Neurokinin Antagonists

Neurokinin (NK1) antagonists are now commonly used in veterinary medicine for vomiting. Maropitant acts by inhibiting substance P in the central nervous system. Substance P is the main neurotransmitter involved in stimulation of the vomiting center. Maropitant is therefore effective against both peripherally and centrally mediated vomiting.

Other Drugs

Centrally mediated vomiting may also be controlled by other medications. Yohimbine works in both dogs and cats by pure α2-adrenergic-antagonist action. Diazepam is thought to have effect on the vestibular system and controls nausea and vomiting in humans. Studies in animals models show diazepam may also be effective in our patients. Corticosteroids have anti-emetic effect in people and dogs undergoing chemotherapy. While the physiology is poorly understood, the mechanism is believed to include the activation of receptors in the emetic center within the medulla, especially in cats. Propofol may reduce serotonin concentration in the CRTZ by 5-HT3 serotonin receptor antagonism and Υ-aminobutyric acid activity. This alkylphenol derivative is used for chemotherapy induced vomiting control in people when seratonin antagonists or dexamethasone are not effective. It’s anti-emetic properties are uncertain in veterinary medicine. Mirtazapine, an antidepressant piperazinoazepine medication, is also used for chemotherapy-induced nausea in humans. It is more commonly used as an appetite stimulant in dogs and cats. It exerts anti-emetic effects by blocking presynaptic α2-receptors, blocking serotonin receptors, acting as a strong 5-HT2 and 5-HT3 serotonin receptor antagonist, acting as a weak 5-HT1 serotonin receptor antagonist and by exhibiting H1-histamine antagonist activity.
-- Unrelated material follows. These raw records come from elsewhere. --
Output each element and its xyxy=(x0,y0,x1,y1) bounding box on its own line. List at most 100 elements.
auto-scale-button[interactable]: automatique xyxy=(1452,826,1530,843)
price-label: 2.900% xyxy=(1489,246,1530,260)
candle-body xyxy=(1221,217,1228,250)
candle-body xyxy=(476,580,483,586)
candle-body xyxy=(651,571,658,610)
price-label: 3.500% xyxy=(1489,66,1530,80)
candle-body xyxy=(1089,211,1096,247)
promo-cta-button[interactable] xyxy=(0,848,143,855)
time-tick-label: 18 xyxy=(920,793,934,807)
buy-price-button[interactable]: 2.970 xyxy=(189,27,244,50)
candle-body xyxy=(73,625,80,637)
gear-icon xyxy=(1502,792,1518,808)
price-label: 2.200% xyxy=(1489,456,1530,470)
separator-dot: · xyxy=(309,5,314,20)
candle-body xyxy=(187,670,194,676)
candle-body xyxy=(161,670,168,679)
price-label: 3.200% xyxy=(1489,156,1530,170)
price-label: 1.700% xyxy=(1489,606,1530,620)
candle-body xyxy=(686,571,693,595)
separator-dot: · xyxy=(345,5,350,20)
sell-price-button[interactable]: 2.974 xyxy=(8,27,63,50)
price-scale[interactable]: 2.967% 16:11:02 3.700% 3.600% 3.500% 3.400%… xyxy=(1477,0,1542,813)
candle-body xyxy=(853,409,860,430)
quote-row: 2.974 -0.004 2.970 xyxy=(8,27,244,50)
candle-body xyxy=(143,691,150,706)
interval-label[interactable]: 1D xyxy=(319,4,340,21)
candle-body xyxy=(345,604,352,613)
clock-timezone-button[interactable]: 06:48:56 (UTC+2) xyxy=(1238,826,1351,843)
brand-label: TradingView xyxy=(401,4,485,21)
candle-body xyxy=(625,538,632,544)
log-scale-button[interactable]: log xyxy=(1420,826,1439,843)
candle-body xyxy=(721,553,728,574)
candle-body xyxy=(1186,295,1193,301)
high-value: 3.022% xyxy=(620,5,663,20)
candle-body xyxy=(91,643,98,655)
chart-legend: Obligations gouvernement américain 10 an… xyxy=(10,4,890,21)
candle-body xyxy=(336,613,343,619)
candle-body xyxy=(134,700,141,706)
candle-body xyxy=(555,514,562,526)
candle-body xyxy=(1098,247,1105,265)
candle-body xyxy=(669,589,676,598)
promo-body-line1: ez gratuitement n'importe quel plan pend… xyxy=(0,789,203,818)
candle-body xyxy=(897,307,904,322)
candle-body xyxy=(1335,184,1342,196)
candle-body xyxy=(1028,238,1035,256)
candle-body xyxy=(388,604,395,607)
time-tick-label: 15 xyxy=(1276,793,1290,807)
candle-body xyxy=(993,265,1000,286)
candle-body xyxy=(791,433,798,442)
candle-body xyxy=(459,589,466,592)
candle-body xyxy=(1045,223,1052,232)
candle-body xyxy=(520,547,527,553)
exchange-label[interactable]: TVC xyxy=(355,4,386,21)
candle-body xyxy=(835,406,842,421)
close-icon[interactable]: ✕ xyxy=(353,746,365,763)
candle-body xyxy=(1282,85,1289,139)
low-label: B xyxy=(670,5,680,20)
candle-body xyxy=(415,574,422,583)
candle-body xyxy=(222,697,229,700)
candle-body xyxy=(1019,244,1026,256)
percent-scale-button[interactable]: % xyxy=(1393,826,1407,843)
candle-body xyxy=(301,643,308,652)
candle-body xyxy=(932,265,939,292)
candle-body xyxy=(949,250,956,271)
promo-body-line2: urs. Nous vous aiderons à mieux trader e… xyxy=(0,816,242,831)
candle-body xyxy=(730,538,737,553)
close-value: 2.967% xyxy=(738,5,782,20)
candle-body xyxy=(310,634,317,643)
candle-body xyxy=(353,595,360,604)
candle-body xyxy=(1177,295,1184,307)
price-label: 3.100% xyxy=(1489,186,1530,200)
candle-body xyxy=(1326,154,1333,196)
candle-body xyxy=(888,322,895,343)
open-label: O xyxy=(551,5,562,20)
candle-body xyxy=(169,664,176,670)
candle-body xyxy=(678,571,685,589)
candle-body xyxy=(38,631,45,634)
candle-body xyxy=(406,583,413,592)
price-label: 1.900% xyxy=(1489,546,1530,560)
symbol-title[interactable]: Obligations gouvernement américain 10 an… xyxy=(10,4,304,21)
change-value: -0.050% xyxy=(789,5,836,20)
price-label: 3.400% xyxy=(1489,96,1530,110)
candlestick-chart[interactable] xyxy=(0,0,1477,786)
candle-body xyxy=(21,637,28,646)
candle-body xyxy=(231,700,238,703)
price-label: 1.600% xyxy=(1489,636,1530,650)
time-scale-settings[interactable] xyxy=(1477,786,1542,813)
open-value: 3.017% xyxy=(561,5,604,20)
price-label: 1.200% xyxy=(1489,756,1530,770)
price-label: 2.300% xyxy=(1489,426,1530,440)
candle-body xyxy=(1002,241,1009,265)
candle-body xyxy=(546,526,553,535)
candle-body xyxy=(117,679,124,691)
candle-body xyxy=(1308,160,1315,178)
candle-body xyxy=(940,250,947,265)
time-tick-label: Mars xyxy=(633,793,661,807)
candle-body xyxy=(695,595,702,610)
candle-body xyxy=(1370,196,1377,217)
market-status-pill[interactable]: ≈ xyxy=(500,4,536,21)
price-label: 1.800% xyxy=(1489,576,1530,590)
Anti-emetic therapy is implemented by many of us daily in veterinary medicine. Determination of the cause of vomiting in each patient is essential for directed and appropriate anti-emetic therapy. A thorough history, physical examination and diagnostics to determine the cause of vomiting must be performed as much as possible for each patient in order to safely and effectively manage vomiting. Correct use of current dosing regimens (found easily in veterinary formularies) should also be verified. In patients where the cause remains undetermined and the vomiting remains refractory, combinations of anti-emetics may be used, but the importance of further diagnostics to obtain a definitive diagnosis must be emphasized.